Reading My Favorite Childhood Books to My Kid Is a Big Fat Disappointment
by Linda Sharps
I recently bought my 7-year-old one of my very favorite books from my own childhood: The Indian in the Cupboard. The first night I started reading it to him before bed, we didn't make it one paragraph before he interrupted me: "What's a 'biscuit tinfull'?" Oh right, the story's British. I explained, and we briefly moved on -- but we kept encountering phrases that were strange to him. "What's a dustbin? What kind of name is Omri? What's a horse chestnut? What's buckskin? What's firewater? What are pick-up sticks?"
It was obvious my soft-focus fantasy of my child falling deeply in love with the exact same story that once transported me to a wondrous imaginary world wasn't going to pan out quite like I'd hoped.
This sort of childhood-book-related letdown has happened to me before. I think I tend to built it up too much in my mind, how my son will look up all starry-eyed as we read the story and exclaim how it's the best thing he's ever heard ever. But in my experience, it's difficult to recreate the favorite-book magic for a number of reasons, such as:
• The outdated terms. Such as, um, for example, Indian. But what I'm mostly talking about here are things that make you feel OLD AS HELL. Like when I read The Mouse and the Motorcycle to him and he had no idea what a telephone operator was. Or a telephone cord. Or a bellboy. Or an aspirin tablet. Not to mention any foreign colloquialisms, which I now try to spot ahead of time and swap out more familiar words, which is kind of a pain in the ARSE.

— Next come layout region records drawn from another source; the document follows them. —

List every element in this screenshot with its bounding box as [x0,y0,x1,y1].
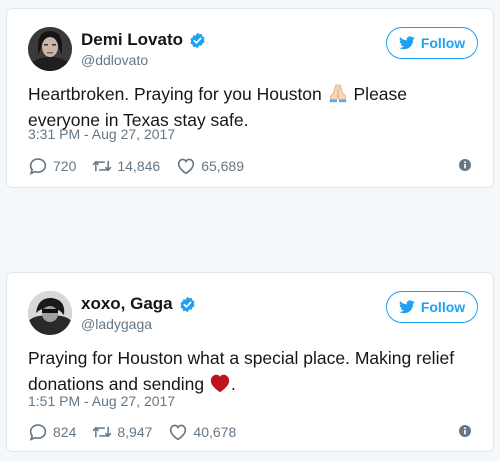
like-count: 65,689 [201,158,245,174]
handle[interactable]: @ladygaga [81,316,152,332]
retweet-icon [93,426,112,438]
timestamp[interactable]: 3:31 PM - Aug 27, 2017 [28,126,175,142]
reply-icon [29,424,47,441]
like-button[interactable]: 65,689 [176,157,244,175]
retweet-button[interactable]: 8,947 [92,423,152,441]
tweet-card: Demi Lovato @ddlovato Follow Heartbroken… [6,8,494,188]
folded-hands-icon [327,82,349,104]
red-heart-icon [209,372,231,394]
heart-icon [178,158,195,175]
like-count: 40,678 [193,424,237,440]
avatar[interactable] [28,27,72,71]
tweet-text: Praying for Houston what a special place… [28,345,478,397]
avatar-image [28,27,72,71]
tweet-text-part: . [230,374,236,394]
retweet-count: 14,846 [117,158,161,174]
reply-button[interactable]: 720 [28,157,76,175]
verified-badge-icon [189,32,206,49]
tweet-card: xoxo, Gaga @ladygaga Follow Praying for … [6,272,494,452]
timestamp[interactable]: 1:51 PM - Aug 27, 2017 [28,393,175,409]
twitter-bird-icon [398,36,415,50]
avatar-image [28,291,72,335]
avatar[interactable] [28,291,72,335]
display-name[interactable]: xoxo, Gaga [81,294,173,314]
handle[interactable]: @ddlovato [81,52,148,68]
like-button[interactable]: 40,678 [168,423,236,441]
follow-label: Follow [420,35,466,51]
display-name[interactable]: Demi Lovato [81,30,183,50]
follow-button[interactable]: Follow [386,27,478,59]
retweet-button[interactable]: 14,846 [92,157,160,175]
follow-button[interactable]: Follow [386,291,478,323]
follow-label: Follow [420,299,466,315]
action-bar: 720 14,846 65,689 [28,157,260,175]
info-icon[interactable] [459,425,471,437]
reply-button[interactable]: 824 [28,423,76,441]
action-bar: 824 8,947 40,678 [28,423,252,441]
heart-icon [170,424,187,441]
twitter-bird-icon [398,300,415,314]
reply-icon [29,158,47,175]
reply-count: 824 [53,424,77,440]
retweet-icon [93,160,112,172]
tweet-text-part: Heartbroken. Praying for you Houston [28,84,327,104]
retweet-count: 8,947 [117,424,153,440]
tweet-text-part: Praying for Houston what a special place… [28,348,455,394]
verified-badge-icon [179,296,196,313]
info-icon[interactable] [459,159,471,171]
reply-count: 720 [53,158,77,174]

• The lack of focus. Most of the time when I'm reading out loud from a particularly long-ass chapter, feeling like my mouth is getting all dried out and secretly longing for bedtime to be over so I can go watch the next episode of Orange is the New Black, I'll look over at him and he's dorking around under the covers with a Lego guy while making quiet pshew pshew pshew noises. Seriously, dude? My spit is turning into glue over here, so fricking listen up and enjoy this magical mind-garden of wonder and delight or I will END YOU. I mean, are you paying attention, sweetie?
• The inevitable point where memory meets reality. You know that James Agee quote, "How far we all come. How far we all come away from ourselves. So far, so much between, you can never go home again"? It's like that with childhood books, maybe. Especially if you're reading them out loud to a squirmy, distracted kid who probably wishes you'd put down The Girl Who Loved Wild Horses and pick up Ninjago: The Stupid Golden Weapons That Each Cost Like Twenty Bucks and Get Lost Instantly.
Have you ever been disappointed by the experience of sharing a book you loved as a kid with your own child?